Geodetic VLBI also allows scientists to measure the movement of the Earth’s tectonic plates extremely accurately. For example, VLBI measurements of the distance between the radio antennas at Westford, Massachusetts, and Wettzell, Germany, show that North America and Europe are presently separating at a steady rate of about 17 millimeters per year. Scientists also use geodetic VLBI and GNSS to measure changes in the position of the San Andreas fault in California, as the Pacific plate slips past the North American plate at the rate of about 50 millimeters per year.
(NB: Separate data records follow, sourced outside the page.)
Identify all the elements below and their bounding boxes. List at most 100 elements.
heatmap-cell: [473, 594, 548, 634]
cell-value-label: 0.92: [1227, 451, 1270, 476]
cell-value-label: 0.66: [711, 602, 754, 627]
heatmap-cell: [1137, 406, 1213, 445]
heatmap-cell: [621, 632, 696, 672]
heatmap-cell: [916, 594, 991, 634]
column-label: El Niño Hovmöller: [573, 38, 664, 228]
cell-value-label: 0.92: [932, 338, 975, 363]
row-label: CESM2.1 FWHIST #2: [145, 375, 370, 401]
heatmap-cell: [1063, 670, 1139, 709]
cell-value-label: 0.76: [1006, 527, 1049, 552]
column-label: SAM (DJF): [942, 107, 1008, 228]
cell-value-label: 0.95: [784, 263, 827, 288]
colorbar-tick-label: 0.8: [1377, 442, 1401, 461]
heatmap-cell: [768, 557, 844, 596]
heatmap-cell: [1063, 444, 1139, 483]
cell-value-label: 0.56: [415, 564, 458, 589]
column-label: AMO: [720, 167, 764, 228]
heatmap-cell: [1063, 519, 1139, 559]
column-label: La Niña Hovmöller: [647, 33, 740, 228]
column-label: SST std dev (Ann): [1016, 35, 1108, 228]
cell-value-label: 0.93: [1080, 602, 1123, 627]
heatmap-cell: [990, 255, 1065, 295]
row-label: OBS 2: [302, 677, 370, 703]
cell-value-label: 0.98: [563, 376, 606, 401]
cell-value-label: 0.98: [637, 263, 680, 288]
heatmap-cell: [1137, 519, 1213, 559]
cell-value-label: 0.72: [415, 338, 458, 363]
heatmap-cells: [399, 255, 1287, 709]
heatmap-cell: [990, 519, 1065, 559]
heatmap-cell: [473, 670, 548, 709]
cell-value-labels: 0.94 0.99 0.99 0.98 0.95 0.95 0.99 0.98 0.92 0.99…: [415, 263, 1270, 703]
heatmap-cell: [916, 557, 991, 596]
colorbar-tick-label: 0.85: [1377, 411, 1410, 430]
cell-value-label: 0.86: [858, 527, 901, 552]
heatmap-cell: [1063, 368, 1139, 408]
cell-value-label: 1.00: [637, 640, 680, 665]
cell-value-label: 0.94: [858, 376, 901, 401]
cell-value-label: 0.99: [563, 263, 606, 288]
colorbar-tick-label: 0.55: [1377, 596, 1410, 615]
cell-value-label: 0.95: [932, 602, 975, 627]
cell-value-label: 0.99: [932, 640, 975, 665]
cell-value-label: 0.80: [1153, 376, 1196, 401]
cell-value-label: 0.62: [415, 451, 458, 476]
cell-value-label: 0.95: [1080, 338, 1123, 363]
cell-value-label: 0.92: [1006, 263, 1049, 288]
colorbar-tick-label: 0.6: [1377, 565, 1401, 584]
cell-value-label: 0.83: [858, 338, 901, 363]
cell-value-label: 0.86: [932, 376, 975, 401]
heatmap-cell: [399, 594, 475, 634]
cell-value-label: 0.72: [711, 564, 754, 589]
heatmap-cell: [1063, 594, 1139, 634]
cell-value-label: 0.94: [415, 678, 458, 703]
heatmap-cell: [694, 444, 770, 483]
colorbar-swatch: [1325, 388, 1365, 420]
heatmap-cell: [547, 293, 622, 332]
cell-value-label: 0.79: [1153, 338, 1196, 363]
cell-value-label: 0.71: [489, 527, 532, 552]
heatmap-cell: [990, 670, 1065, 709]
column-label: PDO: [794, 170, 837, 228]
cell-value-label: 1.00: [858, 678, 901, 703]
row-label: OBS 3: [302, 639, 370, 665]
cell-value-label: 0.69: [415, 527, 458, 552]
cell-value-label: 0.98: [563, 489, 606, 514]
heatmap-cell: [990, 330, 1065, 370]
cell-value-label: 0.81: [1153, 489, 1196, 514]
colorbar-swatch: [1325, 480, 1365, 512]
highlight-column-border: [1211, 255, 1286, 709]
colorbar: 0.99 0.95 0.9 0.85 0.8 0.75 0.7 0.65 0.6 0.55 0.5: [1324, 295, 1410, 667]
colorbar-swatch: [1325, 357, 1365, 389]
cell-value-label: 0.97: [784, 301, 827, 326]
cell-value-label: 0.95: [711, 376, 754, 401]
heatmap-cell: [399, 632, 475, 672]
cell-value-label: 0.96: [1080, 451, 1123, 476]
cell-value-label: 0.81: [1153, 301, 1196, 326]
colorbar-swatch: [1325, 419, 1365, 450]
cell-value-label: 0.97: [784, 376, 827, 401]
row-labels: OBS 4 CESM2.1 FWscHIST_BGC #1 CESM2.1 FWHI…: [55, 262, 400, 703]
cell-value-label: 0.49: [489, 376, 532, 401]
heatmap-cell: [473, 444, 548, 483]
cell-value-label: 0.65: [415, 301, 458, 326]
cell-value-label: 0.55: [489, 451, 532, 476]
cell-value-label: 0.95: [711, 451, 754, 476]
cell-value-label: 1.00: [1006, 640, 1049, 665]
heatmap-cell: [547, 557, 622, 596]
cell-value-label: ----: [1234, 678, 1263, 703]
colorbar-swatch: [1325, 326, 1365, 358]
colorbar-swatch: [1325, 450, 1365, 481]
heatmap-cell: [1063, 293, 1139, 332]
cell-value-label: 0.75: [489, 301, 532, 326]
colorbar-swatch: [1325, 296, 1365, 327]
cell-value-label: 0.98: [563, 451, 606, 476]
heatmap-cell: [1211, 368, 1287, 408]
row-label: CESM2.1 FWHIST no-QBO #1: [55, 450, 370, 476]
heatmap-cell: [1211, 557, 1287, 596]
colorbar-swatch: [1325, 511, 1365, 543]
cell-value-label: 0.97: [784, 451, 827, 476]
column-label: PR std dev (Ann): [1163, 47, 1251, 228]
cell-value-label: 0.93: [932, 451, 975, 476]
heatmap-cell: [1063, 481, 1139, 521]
VGOS is a key observational element of the Global Geodetic Observing System (GGOS), an organizational component of the International Association of Geodesy (IAG) that contributes to a comprehensive monitoring of the Earth system. A major goal of GGOS is to ensure that observations from the four fundamental space geodetic techniques—VGOS (VLBI), GPS, SLR, and DORIS—are rigorously combined to realize an accurate and stable TRF. The TRF is crucial for advancing our understanding of critical components of the Earth system, such as the global hydrological cycle, which includes the cryosphere, and the dynamics of the oceans and the atmosphere.
The TRF is also important for natural hazard warning and prevention, disaster mitigation, sustainable development, and society at large, as underscored in a resolution recently adopted by the United Nations (UN) General Assembly and promoted by the UN Global Geospatial Information Management Initiative (UN-GGIM) and the Subcommittee on Geodesy.
Haystack is a prominent contributor to analysis and technical development at the International VLBI Service for Geodesy and Astrometry (IVS), which provides geodetic and astrometric data products that contribute to calculations of the TRF, the international celestial reference frame (ICRF), and Earth orientation parameters (EOP). The Westford antenna is a primary geodetic site within the IVS and a fundamental station participant in the VGOS network rollout.
Under the aegis of its Space Geodesy Project (SGP), NASA is leading the development of a global network of GGOS stations. The goal is to deploy about 10 NASA-funded stations that are globally distributed in the coming years. The NASA network will be expanded with additional stations funded and built by international partners, with the goal of eventually forming a global array of about 40 GGOS stations that spans the Earth’s surface with a homogeneous distribution.
Haystack frequently releases forward-looking software and technologies with the aim of advancing VLBI systems and bringing new levels of flexibility and measurement accuracy to the geodetic VLBI community. This effort helps shape the GGOS vision even for systems that will succeed the VGOS network, which is currently in a rollout phase. The effort leverages and overlaps with an installed base of networked broadband systems around the world. Among the topics being explored are lower-cost antennas, improved cryogenic systems, novel observing strategies, better methods for estimating water vapor in the troposphere, correlation systems that are easier to port and maintain in the face of evolving computing platform architectures, and more sophisticated data reduction and analysis approaches to make better use of the inherent information content of the data.
Haystack continues to make major contributions toward the validation of the VGOS concept, as well as toward improving and maintaining the global network of NASA VLBI stations, both broadband VGOS and the dual-frequency legacy systems.